Rely on God sir. Do your job without fear or favour, malice or ill-will. The world is watching to see how your NJC will tackle the impunity and tyranical excesses of this government, where cherished freedoms, liberties and human rights are in a state of recession and atrophy.
As a man of courage, impeccable judicial credentials and juristic luminousness of highest pedigree whom I had the privilege of appearing before in the 90s in the High Court, Calabar, later, Court of Appeal and the apex Court, your job in these trying times is daunting, but not insurmountable. May God guide you as you navigate through crocodile and sharks – infested oceans of national turbulence, executive lawlessness, legislative rascality and judicial ineptitude. Good luck sir.

When Bridget Agbahimes spirit cries for Justice
Shocker: the five men Muslim mob who on June 2, 2016, savagely murdered 74 year old Mama Bridget Agbahime in front of her stall in Kano, where she had lived for 30 years, for alleged blasphemy, have been reportedly set free by a Kano magistrate, on the directive of the State Attorney General, upon the DPP’s legal advice. Her alleged “blasphemy” was that she objected to an ablution performance by some Muslim youths, right in front of her shop, at Wambai market, Kano, in broad day light.
Good God! To be sure, the Attorney General could not have met the acid test of the provisions of section 211 of the 1999 Constitution, which empowers him to enter a nolle prosequie, only if it is in the public interest, interest of justice and the need to prevent abuse of legal process.
His alleged reliance on sections 130 and 150 of the CPC to conclude the investigation disclosed “no case to answer”, because of lack of sufficient evidence, flies in the face of the simple fact that Bridget’s husband, Pastor Mike Agbahime, who personally beheld the horrific spectacle of his wife’s brutal dismemberment in cold blood before his very eyes, was never called to give evidence. This discharge is nothing short of crass impunity, brazen injustice, nepotic bigotry and judicial hara-kiri. It constitutes a ready recipe for organized chaos and anarchy.

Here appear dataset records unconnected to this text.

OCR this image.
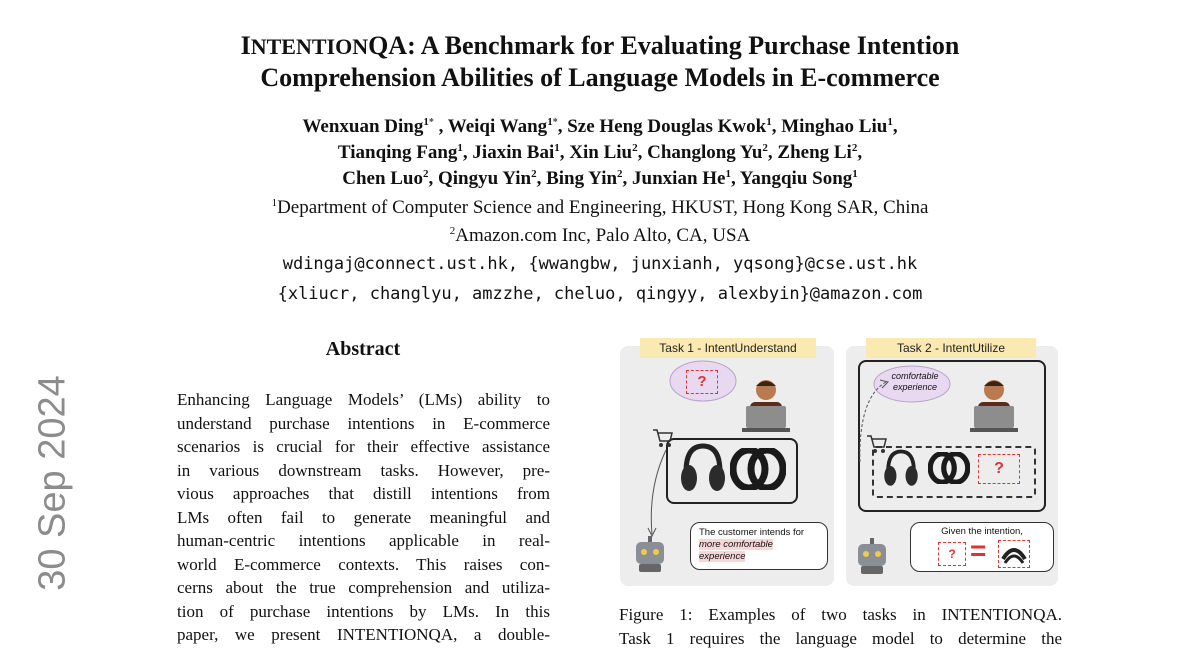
INTENTIONQA: A Benchmark for Evaluating Purchase Intention
Comprehension Abilities of Language Models in E-commerce
Wenxuan Ding$^{1*}$ , Weiqi Wang$^{1*}$, Sze Heng Douglas Kwok$^1$, Minghao Liu$^1$,
Tianqing Fang$^1$, Jiaxin Bai$^1$, Xin Liu$^2$, Changlong Yu$^2$, Zheng Li$^2$,
Chen Luo$^2$, Qingyu Yin$^2$, Bing Yin$^2$, Junxian He$^1$, Yangqiu Song$^1$
$^1$Department of Computer Science and Engineering, HKUST, Hong Kong SAR, China
$^2$Amazon.com Inc, Palo Alto, CA, USA
wdingaj@connect.ust.hk, {wwangbw, junxianh, yqsong}@cse.ust.hk
{xliucr, changlyu, amzzhe, cheluo, qingyy, alexbyin}@amazon.com
30 Sep 2024
Abstract
Enhancing Language Models’ (LMs) ability to
understand purchase intentions in E-commerce
scenarios is crucial for their effective assistance
in various downstream tasks. However, pre-
vious approaches that distill intentions from
LMs often fail to generate meaningful and
human-centric intentions applicable in real-
world E-commerce contexts. This raises con-
cerns about the true comprehension and utiliza-
tion of purchase intentions by LMs. In this
paper, we present INTENTIONQA, a double-
Task 1 - IntentUnderstand
?
The customer intends for more comfortable experience
Task 2 - IntentUtilize
comfortable experience
?
Given the intention,
? =
Figure 1: Examples of two tasks in INTENTIONQA.
Task 1 requires the language model to determine the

Remember Gideon Akaluka (hideously beheaded in 1995, in the same Kano, with his head grislyingly paraded on a spike along Kano streets); murdered Methodius Chimaijire, and Eunice Elisha, who was brutally hacked to death early morning in Kubwa, for preaching as a member of the RCCG, in July 2016. These are sad reminders of a disparate country, sorely yearning for nationhood, where ordinary mortals defend almighty and omniscient God, with ungodly hatred, venom, crudity and bestiality.
I hereby call upon the Kano State Government to immediately re-open this case and save Nigeria the horrors of this ludicrous circus of perversion of justice.